Ser uma pessoa vitoriosa e ser uma pessoa cristã não são duas coisas incompatíveis, mas ser uma pessoa cristã para ser uma pessoa vitoriosa é uma instrumentalização da religião, uma atitude errada, e é inútil, porque não funciona – portanto, é uma coisa errada e inútil.
A Providência divina garante que Deus proverá o necessário para vivermos e sobrevivermos; e Deus promove a justiça entre as pessoas com certeza; mas esta justiça costuma ser mais coletiva do que individual, e quem “ganha uma causa” depois de pedir a Deus por isto é bom que se lembre que é mais provável que tenha ganho esta causa porque isto serve aos planos de Deus e não porque Deus deu razão a quem “ganhou a causa” – pois pode muito bem ser que Deus dê razão a alguém que acha que deveria ganhar, mas perde porque isto não é parte do plano de Deus. O que eu quero dizer é que talvez isto seja o significado de “Quem me estabeleceu para ser vosso juiz…?” em Lc 12,14.

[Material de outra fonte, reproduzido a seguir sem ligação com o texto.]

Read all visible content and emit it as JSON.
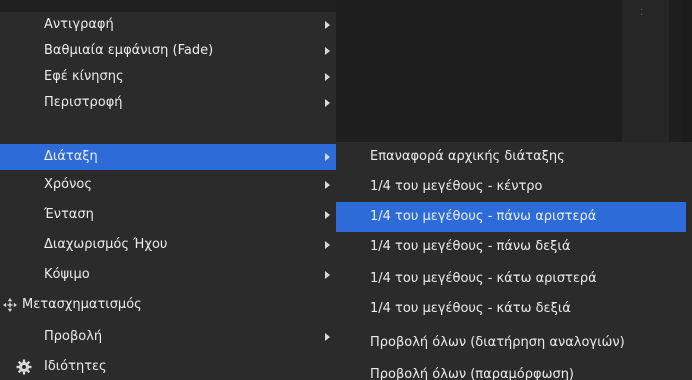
{
  "menu": {
    "items": [
      {
        "label": "Αντιγραφή",
        "submenu": true
      },
      {
        "label": "Βαθμιαία εμφάνιση (Fade)",
        "submenu": true
      },
      {
        "label": "Εφέ κίνησης",
        "submenu": true
      },
      {
        "label": "Περιστροφή",
        "submenu": true
      },
      {
        "label": "Διάταξη",
        "submenu": true
      },
      {
        "label": "Χρόνος",
        "submenu": true
      },
      {
        "label": "Ένταση",
        "submenu": true
      },
      {
        "label": "Διαχωρισμός Ήχου",
        "submenu": true
      },
      {
        "label": "Κόψιμο",
        "submenu": true
      },
      {
        "label": "Μετασχηματισμός",
        "submenu": false,
        "icon": "move-arrows-icon"
      },
      {
        "label": "Προβολή",
        "submenu": true
      },
      {
        "label": "Ιδιότητες",
        "submenu": false,
        "icon": "gear-icon"
      }
    ],
    "active_label": "Διάταξη"
  },
  "submenu": {
    "items": [
      {
        "label": "Επαναφορά αρχικής διάταξης"
      },
      {
        "label": "1/4 του μεγέθους - κέντρο"
      },
      {
        "label": "1/4 του μεγέθους - πάνω αριστερά"
      },
      {
        "label": "1/4 του μεγέθους - πάνω δεξιά"
      },
      {
        "label": "1/4 του μεγέθους - κάτω αριστερά"
      },
      {
        "label": "1/4 του μεγέθους - κάτω δεξιά"
      },
      {
        "label": "Προβολή όλων (διατήρηση αναλογιών)"
      },
      {
        "label": "Προβολή όλων (παραμόρφωση)"
      }
    ],
    "active_label": "1/4 του μεγέθους - πάνω αριστερά"
  },
  "colors": {
    "menu_bg": "#2b2b2b",
    "highlight": "#2d6cd8",
    "text": "#ececec",
    "background": "#202020"
  }
}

O homem que pede a Jesus o julgamento da divisão da herança talvez merecesse, ou talvez não, e Cristo não se ocupa com isto, mas com o indício de ganância que o pedido do homem revelou. É necessário que nós desenvolvamos o discernimento para agir com justiça, e Cristo não é nenhum Dom Pedro I para exercer o papel de Poder Moderador. A Providência divina é a garantia de Deus, e a justiça divina consiste em orientar tudo para a salvação das pessoas: entre nós, cabe aprender a agir com justiça, e quanto mais este aprendizado for fundamentado em Deus, melhor.
Assim como Cristo não é, conforme ele próprio, juiz, ele também não é, conforme as minhas divagações, um certificado de justiça e correção. Não que Cristo não seja, mais do que justo, a própria Justiça, mas evocar Cristo para certificar nossa própria justiça e correção é corromper a imagem de Cristo, inclusive quando temos razão – a menos que se trate de uma revelação particular de Deus, o que fazemos é com base em nossos valores, critérios, e coisas do tipo, que podem se basear na Bíblia ou textos religiosos ou não, e mesmo quando se baseiam nisto, ninguém garante, ou pelo menos Cristo não o faz, que determinada decisão está em conformidade com Deus.
Tem coisas que são óbvias: não deixar que alguém morra certamente está em conformidade com Deus, já matar alguém não está. Então, exceto pelas coisas óbvias, temos três alternativas: julgar as coisas sem se importar com Deus nestes julgamentos, julgar as coisas tentando adequar este julgamento dentro dos critérios de Deus, ou fingir que o julgamento foi com base em critérios divinos.
A terceira opção é a dos nobres cidadãos de bem que consentem na degradação humana e ambiental para livrarem a pátria do comunismo e fazer dela um Estado mais cristão que o Vaticano – uma opinião pessoal que não sabemos se Cristo aprova ou não.